Now it is our responsibility as parents to not bring that negativity into our relationships with our children. As much as sometimes many people might not want to admit, times are changing, and everything is so graphic with access to sex being easily available to our kids on their smart phones. Even on TV shows and music videos they are exposed to sex.
This is the time when it is critical that we always have open and honest conversations with our children about sex. Building that open relationship allows them to trust you and know that they can always come to you to talk or ask you questions about sex without feeling any shame.
Once you open up the doors to communication with your child, you should be ready to hear and deal with shocking news of things they might have already done, what they have heard or seen from a friend.

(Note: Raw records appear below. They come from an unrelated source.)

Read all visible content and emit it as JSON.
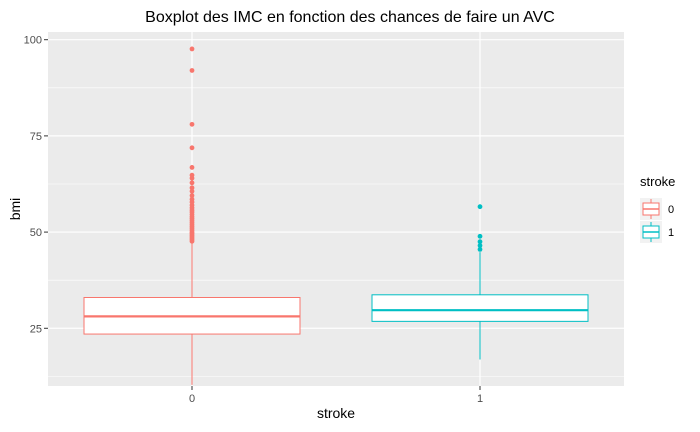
{
  "chart_data": {
    "type": "boxplot",
    "title": "Boxplot des IMC en fonction des chances de faire un AVC",
    "xlabel": "stroke",
    "ylabel": "bmi",
    "ylim": [
      10,
      102
    ],
    "yticks": [
      25,
      50,
      75,
      100
    ],
    "categories": [
      "0",
      "1"
    ],
    "grid": true,
    "legend": {
      "title": "stroke",
      "position": "right",
      "entries": [
        {
          "label": "0",
          "color": "#F8766D"
        },
        {
          "label": "1",
          "color": "#00BFC4"
        }
      ]
    },
    "series": [
      {
        "category": "0",
        "color": "#F8766D",
        "min": 10.3,
        "q1": 23.5,
        "median": 28.1,
        "q3": 33.0,
        "max": 47.2,
        "outliers": [
          47.6,
          48.0,
          48.4,
          48.8,
          49.2,
          49.6,
          50.0,
          50.5,
          51.0,
          51.5,
          52.0,
          52.5,
          53.0,
          53.5,
          54.0,
          54.6,
          55.2,
          55.7,
          56.3,
          57.0,
          57.8,
          58.5,
          59.5,
          60.6,
          61.5,
          62.8,
          64.0,
          64.8,
          66.8,
          71.9,
          78.0,
          92.0,
          97.6
        ]
      },
      {
        "category": "1",
        "color": "#00BFC4",
        "min": 16.9,
        "q1": 26.8,
        "median": 29.7,
        "q3": 33.7,
        "max": 44.8,
        "outliers": [
          45.5,
          46.5,
          47.5,
          48.9,
          56.6
        ]
      }
    ]
  }
}
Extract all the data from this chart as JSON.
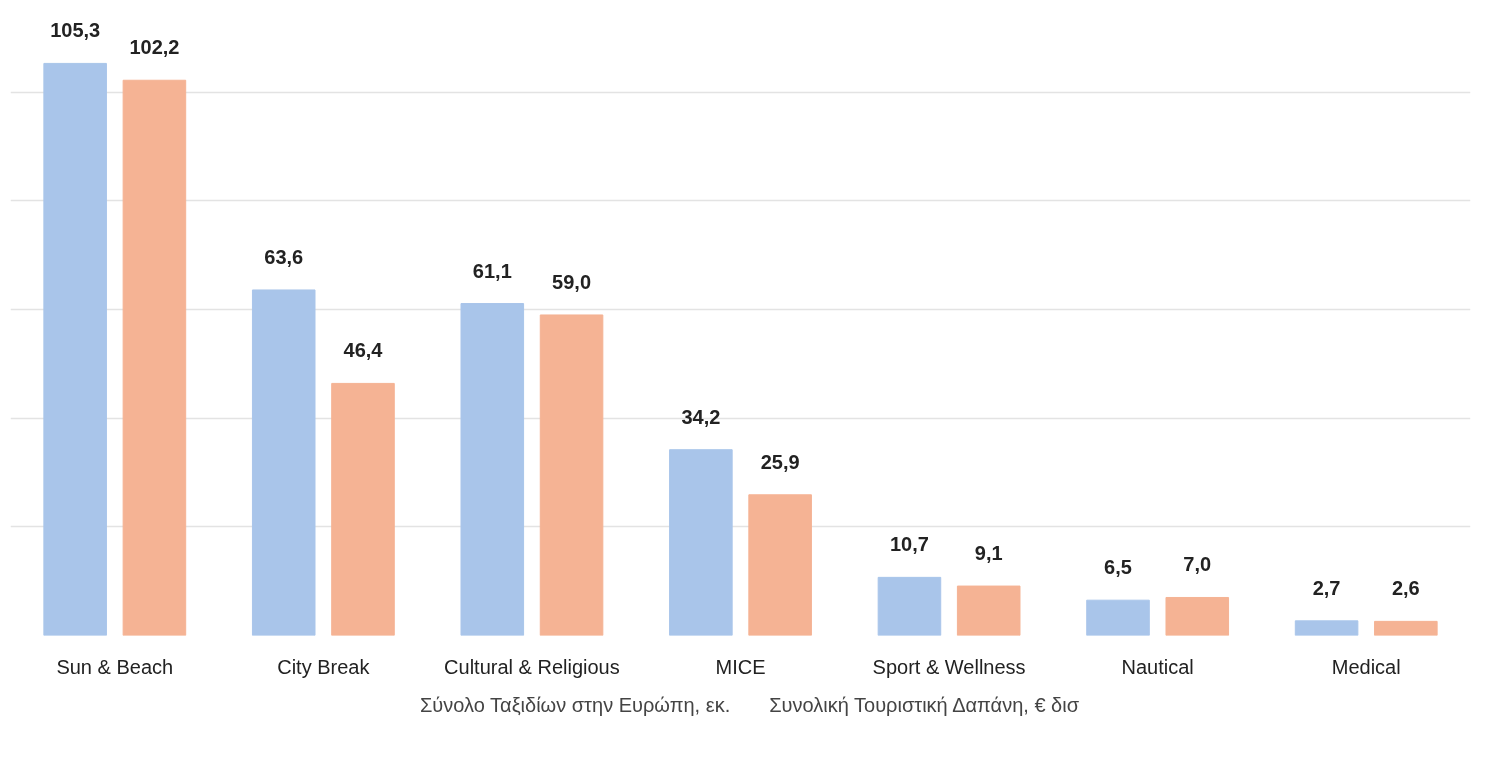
{
  "chart_data": {
    "type": "bar",
    "categories": [
      "Sun & Beach",
      "City Break",
      "Cultural & Religious",
      "MICE",
      "Sport & Wellness",
      "Nautical",
      "Medical"
    ],
    "series": [
      {
        "name": "Σύνολο Ταξιδίων στην Ευρώπη, εκ.",
        "color": "#a9c5ea",
        "values": [
          105.3,
          63.6,
          61.1,
          34.2,
          10.7,
          6.5,
          2.7
        ],
        "value_labels": [
          "105,3",
          "63,6",
          "61,1",
          "34,2",
          "10,7",
          "6,5",
          "2,7"
        ]
      },
      {
        "name": "Συνολική Τουριστική Δαπάνη, € δισ",
        "color": "#f5b394",
        "values": [
          102.2,
          46.4,
          59.0,
          25.9,
          9.1,
          7.0,
          2.6
        ],
        "value_labels": [
          "102,2",
          "46,4",
          "59,0",
          "25,9",
          "9,1",
          "7,0",
          "2,6"
        ]
      }
    ],
    "grid": "y",
    "legend": "bottom",
    "tick_labels": "x"
  }
}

This could easily bring about shame because you are caught off guard by what your child might have done or has been exposed to and your first parental instinct will be to shame or discipline them.
Always try to remember how hard and confusing teenage years are and our children need our guidance and truthfulness and not scare tactics. We need to be aware that children can do things behind their parents’ backs, and they can find a way if they want to no matter how strict you think you are due to peer pressure from friends, a partner and social media.
For an example, you might get a girl who goes for virginity testing and always passes the test, yes, she might not be practicing vaginal intercourse but that doesn’t mean she is not practicing other sexual activities like oral sex, anal penetration etc.
This is why we have to protect our teenagers by giving them quality sexual education so they can understand that all these are also classified as sex and they also come with some certain dangers if precautions are not taken.
We need to teach our boys about respecting females. We need to teach all our children about the importance of consent. As parents if we ourselves are not comfortable talking about sex with our partners or have blurred lines when it comes to consent, then how are we going to guide our children to make informed and safe decisions.
I have heard many parents asking me if they open that conversation, wont it make their children curious. No, it won’t, studies show that when parents openly talk to their kids about sexuality and sex. Kids are more likely to wait longer than kids who don’t have open conversations with their parents, even teenagers themselves say so.
Parents, stay informed and be open with your kids and put aside whatever negative issues you might have experienced in your past or have with sex. Be open with them. Remember you are doing it for your child’s safety.